In a mid-afternoon closing Friday, Somera Investment Partners LLC of Santa Barbara and CoastWood Capital Group LLC of Greenwich, CT, acquired the asset from TCW Realty Advisors, an affiliate of Los Angeles-based CB Richard Ellis Investors LLC. Partnering on the acquisition is Seligman Western Enterprises of San Francisco. Acquisition debt was placed with Deutsche Bank.
The 90%-leased mall, where four of its five anchors own their locations, was developed in 1984 by Chicago-based JMB/Urban, the leasing agent and property manager until the sale. Real estate sources say TCW Realty acquired the deed in lieu of debt in the late 1990s.
Steve Plenge, Somera's managing director, tells GlobeSt.com that the asset first came to market in fall 2001 and spent a year under contract to a private investor. When the deal collapsed, Somera swooped in with an offer before it could bounce back to the market. It's one of those deals in which the selling price is a state secret.

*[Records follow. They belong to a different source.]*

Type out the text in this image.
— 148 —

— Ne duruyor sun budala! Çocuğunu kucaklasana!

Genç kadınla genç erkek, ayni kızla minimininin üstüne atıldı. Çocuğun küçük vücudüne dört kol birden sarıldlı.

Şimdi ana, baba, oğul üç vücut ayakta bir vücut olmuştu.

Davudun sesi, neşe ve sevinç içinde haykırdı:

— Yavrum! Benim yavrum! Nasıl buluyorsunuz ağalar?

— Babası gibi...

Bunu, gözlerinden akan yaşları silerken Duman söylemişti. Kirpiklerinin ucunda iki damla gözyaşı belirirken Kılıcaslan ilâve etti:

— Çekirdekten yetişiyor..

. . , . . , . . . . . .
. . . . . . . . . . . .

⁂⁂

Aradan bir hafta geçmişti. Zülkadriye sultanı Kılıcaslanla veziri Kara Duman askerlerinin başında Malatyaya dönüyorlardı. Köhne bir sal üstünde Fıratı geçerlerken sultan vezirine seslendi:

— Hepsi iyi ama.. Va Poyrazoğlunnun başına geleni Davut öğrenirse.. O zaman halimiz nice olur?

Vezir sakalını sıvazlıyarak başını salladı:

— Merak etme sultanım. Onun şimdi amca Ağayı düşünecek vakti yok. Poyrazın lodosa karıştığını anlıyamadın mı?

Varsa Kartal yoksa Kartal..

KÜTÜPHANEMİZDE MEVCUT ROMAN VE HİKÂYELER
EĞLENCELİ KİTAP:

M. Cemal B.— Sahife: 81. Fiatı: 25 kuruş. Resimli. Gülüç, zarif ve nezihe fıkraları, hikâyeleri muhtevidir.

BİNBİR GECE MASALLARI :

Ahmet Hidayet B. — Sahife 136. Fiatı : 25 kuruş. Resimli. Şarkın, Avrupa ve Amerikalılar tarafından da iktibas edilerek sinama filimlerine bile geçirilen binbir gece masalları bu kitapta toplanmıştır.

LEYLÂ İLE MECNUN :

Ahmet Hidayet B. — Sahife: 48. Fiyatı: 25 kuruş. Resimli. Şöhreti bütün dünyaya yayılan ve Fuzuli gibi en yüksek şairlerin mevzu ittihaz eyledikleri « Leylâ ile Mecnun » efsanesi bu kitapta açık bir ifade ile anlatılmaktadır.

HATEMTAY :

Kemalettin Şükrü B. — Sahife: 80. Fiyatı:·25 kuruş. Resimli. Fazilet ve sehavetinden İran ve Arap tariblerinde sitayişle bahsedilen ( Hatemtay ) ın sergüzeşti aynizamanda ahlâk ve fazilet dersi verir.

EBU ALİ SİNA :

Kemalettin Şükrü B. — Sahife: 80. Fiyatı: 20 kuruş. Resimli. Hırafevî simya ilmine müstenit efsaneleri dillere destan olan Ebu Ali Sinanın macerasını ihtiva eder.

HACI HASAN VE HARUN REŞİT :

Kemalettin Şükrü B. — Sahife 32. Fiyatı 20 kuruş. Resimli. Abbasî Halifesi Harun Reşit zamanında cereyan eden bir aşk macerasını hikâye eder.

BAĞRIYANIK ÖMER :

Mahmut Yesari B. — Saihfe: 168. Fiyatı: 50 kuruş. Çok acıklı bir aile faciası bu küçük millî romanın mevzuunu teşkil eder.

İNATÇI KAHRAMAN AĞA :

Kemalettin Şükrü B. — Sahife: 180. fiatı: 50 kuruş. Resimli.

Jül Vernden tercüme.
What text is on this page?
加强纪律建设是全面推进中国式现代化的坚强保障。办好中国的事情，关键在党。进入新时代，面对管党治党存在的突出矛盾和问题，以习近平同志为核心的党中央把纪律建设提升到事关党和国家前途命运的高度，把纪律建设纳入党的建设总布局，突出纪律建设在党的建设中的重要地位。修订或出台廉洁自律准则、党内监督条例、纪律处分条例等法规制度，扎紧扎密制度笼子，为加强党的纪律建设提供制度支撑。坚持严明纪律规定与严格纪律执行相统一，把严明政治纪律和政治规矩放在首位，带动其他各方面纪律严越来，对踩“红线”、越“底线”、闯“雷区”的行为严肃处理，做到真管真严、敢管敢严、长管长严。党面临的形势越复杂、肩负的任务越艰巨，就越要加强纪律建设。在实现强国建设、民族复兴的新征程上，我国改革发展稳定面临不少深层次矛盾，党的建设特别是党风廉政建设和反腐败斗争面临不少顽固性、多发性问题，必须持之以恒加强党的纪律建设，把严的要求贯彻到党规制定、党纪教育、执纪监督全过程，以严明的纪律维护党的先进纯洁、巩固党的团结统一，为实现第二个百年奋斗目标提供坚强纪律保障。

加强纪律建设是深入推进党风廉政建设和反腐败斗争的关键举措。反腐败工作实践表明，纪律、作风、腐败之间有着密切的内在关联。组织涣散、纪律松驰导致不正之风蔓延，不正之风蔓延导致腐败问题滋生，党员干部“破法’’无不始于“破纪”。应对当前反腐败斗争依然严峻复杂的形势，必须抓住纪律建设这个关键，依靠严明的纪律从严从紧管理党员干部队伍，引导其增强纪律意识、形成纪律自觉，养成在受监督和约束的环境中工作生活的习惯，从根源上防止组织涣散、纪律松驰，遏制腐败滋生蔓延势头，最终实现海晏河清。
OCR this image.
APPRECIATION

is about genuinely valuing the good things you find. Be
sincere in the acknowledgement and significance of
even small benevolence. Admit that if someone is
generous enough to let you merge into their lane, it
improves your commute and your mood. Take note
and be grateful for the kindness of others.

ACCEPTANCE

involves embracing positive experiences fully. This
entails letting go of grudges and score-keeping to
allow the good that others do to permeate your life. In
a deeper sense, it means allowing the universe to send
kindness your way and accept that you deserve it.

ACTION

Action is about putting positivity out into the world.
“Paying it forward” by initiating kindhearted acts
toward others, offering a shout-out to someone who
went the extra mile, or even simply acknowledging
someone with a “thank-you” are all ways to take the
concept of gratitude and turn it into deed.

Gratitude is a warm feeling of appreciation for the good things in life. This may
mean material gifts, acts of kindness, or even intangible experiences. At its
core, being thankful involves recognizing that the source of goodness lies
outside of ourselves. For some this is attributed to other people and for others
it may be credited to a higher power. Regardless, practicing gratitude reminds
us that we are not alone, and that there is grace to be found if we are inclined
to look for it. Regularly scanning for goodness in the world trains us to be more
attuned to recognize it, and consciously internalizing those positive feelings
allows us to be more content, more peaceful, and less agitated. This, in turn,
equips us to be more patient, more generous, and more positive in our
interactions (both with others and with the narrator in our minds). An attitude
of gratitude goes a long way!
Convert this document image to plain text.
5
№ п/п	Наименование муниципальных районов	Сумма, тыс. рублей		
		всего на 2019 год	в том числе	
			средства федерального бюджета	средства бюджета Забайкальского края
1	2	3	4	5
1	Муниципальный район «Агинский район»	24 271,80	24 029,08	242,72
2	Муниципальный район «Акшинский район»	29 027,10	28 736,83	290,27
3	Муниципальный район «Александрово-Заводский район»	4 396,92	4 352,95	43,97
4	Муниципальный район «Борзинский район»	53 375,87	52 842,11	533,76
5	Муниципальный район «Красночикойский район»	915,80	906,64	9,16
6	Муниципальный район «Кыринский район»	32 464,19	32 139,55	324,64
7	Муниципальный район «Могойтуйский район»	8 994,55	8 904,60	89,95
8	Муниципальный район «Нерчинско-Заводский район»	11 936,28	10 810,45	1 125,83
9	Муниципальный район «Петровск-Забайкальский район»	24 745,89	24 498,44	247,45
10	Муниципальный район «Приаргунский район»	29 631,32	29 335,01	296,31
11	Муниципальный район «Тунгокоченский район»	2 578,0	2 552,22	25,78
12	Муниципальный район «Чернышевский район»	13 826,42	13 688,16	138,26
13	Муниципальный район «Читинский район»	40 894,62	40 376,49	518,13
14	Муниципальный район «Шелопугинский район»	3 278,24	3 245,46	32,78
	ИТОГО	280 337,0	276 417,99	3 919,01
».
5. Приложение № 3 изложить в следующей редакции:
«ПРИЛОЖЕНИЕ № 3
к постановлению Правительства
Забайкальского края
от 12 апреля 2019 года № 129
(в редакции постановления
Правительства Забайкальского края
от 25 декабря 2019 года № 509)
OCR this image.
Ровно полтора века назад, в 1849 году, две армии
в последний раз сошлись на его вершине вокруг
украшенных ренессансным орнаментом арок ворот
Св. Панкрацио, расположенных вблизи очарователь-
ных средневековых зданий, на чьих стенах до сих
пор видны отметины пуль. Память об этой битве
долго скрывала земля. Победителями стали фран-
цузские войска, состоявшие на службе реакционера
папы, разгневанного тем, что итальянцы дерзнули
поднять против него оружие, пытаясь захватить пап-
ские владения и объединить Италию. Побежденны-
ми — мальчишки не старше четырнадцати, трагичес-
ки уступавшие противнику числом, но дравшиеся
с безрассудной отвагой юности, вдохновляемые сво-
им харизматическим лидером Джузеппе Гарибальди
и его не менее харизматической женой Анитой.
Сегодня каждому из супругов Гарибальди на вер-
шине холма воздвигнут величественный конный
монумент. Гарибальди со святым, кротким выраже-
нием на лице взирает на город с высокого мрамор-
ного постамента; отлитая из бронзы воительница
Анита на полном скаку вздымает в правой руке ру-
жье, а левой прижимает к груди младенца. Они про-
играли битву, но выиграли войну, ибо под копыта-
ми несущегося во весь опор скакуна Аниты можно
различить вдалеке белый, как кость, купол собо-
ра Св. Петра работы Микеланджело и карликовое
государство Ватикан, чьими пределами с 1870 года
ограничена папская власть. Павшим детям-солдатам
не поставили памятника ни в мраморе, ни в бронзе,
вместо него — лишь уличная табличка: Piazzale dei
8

The 39.7-acre purchase includes seven pad sites and 15 acres, enough land to support another 100,000 sf. Leasing and management duties have been turned over to Jones Lang LaSalle. Plenge says the next year will be spent on developing the value-add plan, focusing on the facelift. A Seattle architect, Callison, has been hired to craft the design.
Plenge says talks have begun to fill empty spaces with new retail faces in the next six to 12 months. In the more immediate, a 26,000-sf Linens N Things will open in the fall as backfill for a closed Palais Royal store while Alamo Drafthouse Cinema recently turned on lights in a six-screen theater that's been dark for several years. The mall, sitting on 85.2 acres just 15 miles west of the Houston CBD, is anchored by Dillard's, Foley's, JCPenney, Mervyn's and Sears, the only one in the group that doesn't own its site.
Somera plans to spend $200 million to $300 million per year on retail acquisitions in major metropolitan areas or smaller "destination" cities, focusing on secondary regional and super-regional malls, lifestyle centers and unique urban buildings. Earlier this year, Somera paid about $70 million for the 505,000-sf Victor Valley Mall in the Inland Empire. Plenge says another property is in escrow and another in the pipeline, but neither are in Texas.
The buyers used in-house representation to negotiate the acquisition. George Good with CBRE and Mike Richwine with Colliers International, both in Chicago offices, represented the seller.